After I crossed the Finish Line I stretched, then met up with Tina and my friend Stacey. Stacey and I worked together in the City about 9 years ago. That's how long its been since I've seen her. She's since moved to Vegas and came out to support me too! I was so happy to see her and I'm so grateful for the both of them for the support. Having people there to support and cheer for you makes the whole experience even sweeter.
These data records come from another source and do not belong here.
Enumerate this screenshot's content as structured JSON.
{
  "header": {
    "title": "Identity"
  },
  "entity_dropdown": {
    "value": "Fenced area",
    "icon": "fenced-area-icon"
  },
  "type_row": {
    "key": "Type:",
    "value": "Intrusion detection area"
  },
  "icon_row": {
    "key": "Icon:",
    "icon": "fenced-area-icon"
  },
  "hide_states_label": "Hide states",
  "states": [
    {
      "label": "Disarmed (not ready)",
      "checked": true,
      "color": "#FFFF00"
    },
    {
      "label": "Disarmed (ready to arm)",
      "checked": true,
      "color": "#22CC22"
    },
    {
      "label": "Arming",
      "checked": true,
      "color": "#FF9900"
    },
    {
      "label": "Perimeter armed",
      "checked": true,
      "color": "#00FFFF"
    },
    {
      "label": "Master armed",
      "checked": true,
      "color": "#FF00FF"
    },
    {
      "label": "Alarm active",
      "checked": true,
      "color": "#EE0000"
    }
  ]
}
We headed back to our room so I could stretch, take an ice bath, shower, and check online to see where Kady was at. When we looked up her timing, we saw that she was kicking ass! In fact, we didn't have enough time to get a bite to eat, so we headed back to the Finish Line to greet her. We parked ourselves right before the Finish Line (which by the way, was on an uphill incline, which I think was cruel) and saw her come in at 4:49. Its truly an amazing time for a first (and she says only) time marathoner, who didn't train for the race. Her longest training run was the C-bus Half a couple months before. I'm not allowed to post any photos of her, but I cannot wait to see her Finish Line photo. Right as she crossed the Finish Line, she dropped down and did the Heisman Trophy pose. Awesome! Classic Kady, my crazy friend!
After it was all said and done, we went out in search of food. My traditional post-race meal is a burger, but it was an hour's wait at the Burger Bar so we had to settle for Chinese. We spent the rest of the day watching movies on TBS while doing the RICE thing - resting, icing, compressing and elevating. Tina flew out that night, leaving Kady and I to fend for ourselves. Soreness started to settle in everywhere (did I mention painfully throbbing feet) but somehow, we managed to leave the room to get some dinner before turning in early.
Some post-race observations:
* Personally, I thought the course support wasn't as strong as other RnR races. It didn't seem like there weren't as many bands as they usually have at these races (my favorite band being the one with the girl rapper in front of the famous Las Vegas sign around Mile 1). There weren't very many cheer groups. And most of the aid stations that I passed through were practically empty.
* I am not a fan of loop courses. It mentally kills me to see people heading back, having already made the turn.
* I did like running down the Strip and seeing tv coverage of the race on all the big tv screens in front of all the casinos.
* There were a TON of couples who raced that got married at the Paris Hotel DURING the race. I was shocked.
* There were also a ton of people who raced dressed as Elvis. Guys and girls. Wigs and polyester. How did they do it?
Even though I never found my stride, I am beyond pleased with my results. I am even more pleased that, for the most part, I ran it pain-free. Don't get me wrong, I am beyond sore now, but more on that tomorrow. For now I leave you with my numbers. I have no idea how they happened.
PS Thank you to everyone who messaged me during the race! I read your messages and they helped! But my fingers were too frozen to respond!